The standard audit path. We prompt the system directly and test how it behaves under controlled conditions.

API access

Best for larger runs, repeatable testing, and broader model comparison.

What We Measure

Reflective Diagnostics focuses on the failure modes that matter in real deployments.

Accuracy and fabrication

Where the system gives wrong answers, misleading answers, or makes things up.

Confidence and fluency

Where the system sounds sure of itself without being dependable.

Policy and boundary failure

Where the system drifts outside instructions, limits, or expected behavior.

Stability

Where behavior changes across prompts, configurations, or model versions.

Breakdown under pressure

What edge cases, adversarial inputs, or unusual conditions trigger failure.

Business exposure

Where the current setup creates hidden risk for the organization.

Why Rule-Based Matters

AI systems can sound fluent and consistent while behaving very differently across prompts and conditions.

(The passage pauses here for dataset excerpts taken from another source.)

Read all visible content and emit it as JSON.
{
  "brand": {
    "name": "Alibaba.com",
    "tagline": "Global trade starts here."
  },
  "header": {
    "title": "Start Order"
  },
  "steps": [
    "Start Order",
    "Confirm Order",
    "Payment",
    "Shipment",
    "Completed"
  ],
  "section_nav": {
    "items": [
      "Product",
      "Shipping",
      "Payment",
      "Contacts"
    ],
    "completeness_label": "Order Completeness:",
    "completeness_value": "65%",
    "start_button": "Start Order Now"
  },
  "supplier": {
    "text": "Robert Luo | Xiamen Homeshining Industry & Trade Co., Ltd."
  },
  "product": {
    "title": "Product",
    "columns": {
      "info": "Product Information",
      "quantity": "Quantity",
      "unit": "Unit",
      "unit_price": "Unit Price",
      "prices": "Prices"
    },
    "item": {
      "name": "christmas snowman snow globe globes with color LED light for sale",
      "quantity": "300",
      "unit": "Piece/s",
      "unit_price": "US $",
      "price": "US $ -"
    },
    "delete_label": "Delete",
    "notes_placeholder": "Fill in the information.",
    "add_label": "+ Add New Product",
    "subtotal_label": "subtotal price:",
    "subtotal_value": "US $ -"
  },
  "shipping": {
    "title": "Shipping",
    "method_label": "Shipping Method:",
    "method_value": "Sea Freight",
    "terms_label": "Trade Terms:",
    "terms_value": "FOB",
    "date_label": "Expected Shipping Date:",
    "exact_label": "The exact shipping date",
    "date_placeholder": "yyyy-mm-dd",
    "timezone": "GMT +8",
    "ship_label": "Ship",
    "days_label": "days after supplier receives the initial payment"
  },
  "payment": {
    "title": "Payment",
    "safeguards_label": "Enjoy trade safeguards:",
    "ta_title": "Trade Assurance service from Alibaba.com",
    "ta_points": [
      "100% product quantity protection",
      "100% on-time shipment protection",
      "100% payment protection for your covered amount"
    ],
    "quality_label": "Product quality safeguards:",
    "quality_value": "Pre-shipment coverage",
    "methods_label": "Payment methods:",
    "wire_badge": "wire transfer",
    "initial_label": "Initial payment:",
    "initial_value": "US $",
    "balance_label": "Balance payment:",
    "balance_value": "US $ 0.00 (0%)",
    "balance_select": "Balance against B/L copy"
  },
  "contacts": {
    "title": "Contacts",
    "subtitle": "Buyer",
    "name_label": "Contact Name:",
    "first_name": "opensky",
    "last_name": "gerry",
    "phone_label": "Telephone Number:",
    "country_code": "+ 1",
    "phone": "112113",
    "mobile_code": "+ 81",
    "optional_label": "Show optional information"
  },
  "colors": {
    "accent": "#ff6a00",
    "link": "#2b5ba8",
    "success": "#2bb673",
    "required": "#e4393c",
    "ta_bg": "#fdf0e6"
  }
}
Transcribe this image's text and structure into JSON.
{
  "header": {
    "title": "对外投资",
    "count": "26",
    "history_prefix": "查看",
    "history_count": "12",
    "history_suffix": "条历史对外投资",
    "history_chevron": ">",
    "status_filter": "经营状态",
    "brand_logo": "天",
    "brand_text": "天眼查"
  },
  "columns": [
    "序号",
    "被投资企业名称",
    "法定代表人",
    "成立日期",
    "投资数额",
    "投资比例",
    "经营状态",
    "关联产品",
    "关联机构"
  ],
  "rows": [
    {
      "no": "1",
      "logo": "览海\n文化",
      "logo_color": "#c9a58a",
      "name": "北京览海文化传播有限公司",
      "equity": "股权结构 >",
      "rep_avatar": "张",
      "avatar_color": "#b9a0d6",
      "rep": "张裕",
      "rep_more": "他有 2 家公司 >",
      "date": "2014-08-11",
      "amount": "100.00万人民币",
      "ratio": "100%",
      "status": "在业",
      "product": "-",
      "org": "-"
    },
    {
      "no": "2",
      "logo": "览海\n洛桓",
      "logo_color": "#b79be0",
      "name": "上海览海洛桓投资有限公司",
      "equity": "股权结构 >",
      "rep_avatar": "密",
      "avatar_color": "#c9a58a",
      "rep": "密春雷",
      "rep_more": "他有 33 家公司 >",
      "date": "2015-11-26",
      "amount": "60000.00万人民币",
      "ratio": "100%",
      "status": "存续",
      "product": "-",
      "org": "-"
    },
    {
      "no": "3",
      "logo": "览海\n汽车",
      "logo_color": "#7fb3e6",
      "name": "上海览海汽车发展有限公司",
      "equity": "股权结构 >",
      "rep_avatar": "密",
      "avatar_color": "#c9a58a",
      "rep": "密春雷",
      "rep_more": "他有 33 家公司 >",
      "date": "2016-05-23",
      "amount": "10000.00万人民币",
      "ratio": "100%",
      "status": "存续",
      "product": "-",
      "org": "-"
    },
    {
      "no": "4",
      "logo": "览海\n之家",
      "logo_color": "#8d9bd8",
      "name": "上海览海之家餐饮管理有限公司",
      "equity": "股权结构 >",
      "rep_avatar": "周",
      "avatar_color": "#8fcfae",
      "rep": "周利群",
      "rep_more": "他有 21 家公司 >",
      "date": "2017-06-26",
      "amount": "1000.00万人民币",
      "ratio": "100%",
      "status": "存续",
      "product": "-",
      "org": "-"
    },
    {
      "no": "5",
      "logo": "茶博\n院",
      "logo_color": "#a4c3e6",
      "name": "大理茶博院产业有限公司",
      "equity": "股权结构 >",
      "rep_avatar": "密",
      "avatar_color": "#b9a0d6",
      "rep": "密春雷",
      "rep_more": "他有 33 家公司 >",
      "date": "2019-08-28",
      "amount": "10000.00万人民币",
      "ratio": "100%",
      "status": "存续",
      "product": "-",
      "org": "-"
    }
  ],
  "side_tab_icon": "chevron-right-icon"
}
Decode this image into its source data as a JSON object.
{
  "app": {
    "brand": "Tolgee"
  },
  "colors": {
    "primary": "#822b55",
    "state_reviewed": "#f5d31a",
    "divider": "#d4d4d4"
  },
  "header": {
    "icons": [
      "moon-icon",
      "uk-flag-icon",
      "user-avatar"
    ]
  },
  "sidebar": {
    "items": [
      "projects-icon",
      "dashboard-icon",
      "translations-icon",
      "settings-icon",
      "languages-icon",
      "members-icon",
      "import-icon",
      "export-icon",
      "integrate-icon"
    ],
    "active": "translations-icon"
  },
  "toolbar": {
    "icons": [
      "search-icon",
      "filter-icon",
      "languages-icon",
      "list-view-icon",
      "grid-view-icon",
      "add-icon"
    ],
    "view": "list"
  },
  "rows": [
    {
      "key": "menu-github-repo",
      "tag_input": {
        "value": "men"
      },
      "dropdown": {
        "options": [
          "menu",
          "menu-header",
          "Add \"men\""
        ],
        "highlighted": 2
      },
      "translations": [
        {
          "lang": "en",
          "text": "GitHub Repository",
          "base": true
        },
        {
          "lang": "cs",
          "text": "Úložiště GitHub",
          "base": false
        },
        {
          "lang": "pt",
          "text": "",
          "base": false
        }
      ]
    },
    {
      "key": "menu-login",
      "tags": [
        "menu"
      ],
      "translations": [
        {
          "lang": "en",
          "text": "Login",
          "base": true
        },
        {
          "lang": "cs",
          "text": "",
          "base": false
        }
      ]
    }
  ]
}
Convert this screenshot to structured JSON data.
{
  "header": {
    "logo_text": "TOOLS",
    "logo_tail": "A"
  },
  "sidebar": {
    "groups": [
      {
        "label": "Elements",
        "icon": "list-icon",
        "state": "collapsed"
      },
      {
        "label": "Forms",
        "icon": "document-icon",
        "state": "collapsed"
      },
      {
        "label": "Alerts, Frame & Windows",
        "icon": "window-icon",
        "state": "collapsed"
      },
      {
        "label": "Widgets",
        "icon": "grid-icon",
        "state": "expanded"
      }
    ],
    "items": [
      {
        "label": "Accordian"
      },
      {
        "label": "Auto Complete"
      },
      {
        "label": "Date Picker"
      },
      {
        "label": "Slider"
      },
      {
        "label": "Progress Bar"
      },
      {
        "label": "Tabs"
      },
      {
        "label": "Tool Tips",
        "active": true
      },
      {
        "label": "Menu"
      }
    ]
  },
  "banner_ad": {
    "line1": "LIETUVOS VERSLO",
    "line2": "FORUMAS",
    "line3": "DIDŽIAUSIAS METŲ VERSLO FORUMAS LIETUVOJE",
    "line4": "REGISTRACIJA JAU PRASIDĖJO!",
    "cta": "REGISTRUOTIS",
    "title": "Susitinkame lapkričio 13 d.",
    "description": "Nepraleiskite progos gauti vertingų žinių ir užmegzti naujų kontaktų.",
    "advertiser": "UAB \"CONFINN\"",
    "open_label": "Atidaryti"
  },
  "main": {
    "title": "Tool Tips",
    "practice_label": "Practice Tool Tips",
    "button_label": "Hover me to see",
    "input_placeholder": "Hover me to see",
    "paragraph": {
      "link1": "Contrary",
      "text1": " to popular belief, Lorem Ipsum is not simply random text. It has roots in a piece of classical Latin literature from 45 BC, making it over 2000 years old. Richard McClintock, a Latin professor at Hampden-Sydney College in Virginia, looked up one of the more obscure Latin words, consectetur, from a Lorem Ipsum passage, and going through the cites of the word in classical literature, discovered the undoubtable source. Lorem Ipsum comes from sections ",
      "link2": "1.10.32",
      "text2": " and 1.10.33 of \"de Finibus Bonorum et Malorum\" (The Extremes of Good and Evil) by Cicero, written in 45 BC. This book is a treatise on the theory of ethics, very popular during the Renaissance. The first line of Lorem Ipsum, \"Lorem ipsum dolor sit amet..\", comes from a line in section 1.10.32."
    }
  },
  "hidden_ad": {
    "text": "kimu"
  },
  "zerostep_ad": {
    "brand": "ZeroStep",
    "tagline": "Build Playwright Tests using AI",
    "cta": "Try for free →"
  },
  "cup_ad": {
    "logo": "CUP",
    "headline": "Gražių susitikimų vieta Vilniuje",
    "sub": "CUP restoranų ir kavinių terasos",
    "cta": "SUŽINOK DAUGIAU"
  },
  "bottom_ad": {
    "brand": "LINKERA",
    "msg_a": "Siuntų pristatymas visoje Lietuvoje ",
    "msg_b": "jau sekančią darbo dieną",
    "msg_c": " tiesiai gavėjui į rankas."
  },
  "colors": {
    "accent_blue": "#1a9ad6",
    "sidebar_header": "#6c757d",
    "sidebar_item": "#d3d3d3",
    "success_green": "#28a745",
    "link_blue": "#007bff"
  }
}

Many teams still rely on surface checks, vendor claims, or one AI system scoring another. That can be useful, but it is not the same as an explicit audit layer.

Reflective Diagnostics uses rule-based measurement so the findings are traceable, explainable, and easier to stand behind when the stakes are real.

Best For

Customer-facing AI

Chatbots, intake flows, and support systems where failure creates visible risk.

Internal copilots

Knowledge and workflow systems that influence decisions without a serious audit layer.

AI product teams

Teams that need to know whether a deployment is strong enough before they scale it.

High-stakes workflows

Deployments in legal, insurance, healthcare, finance, or compliance-sensitive settings where bad outputs carry real cost.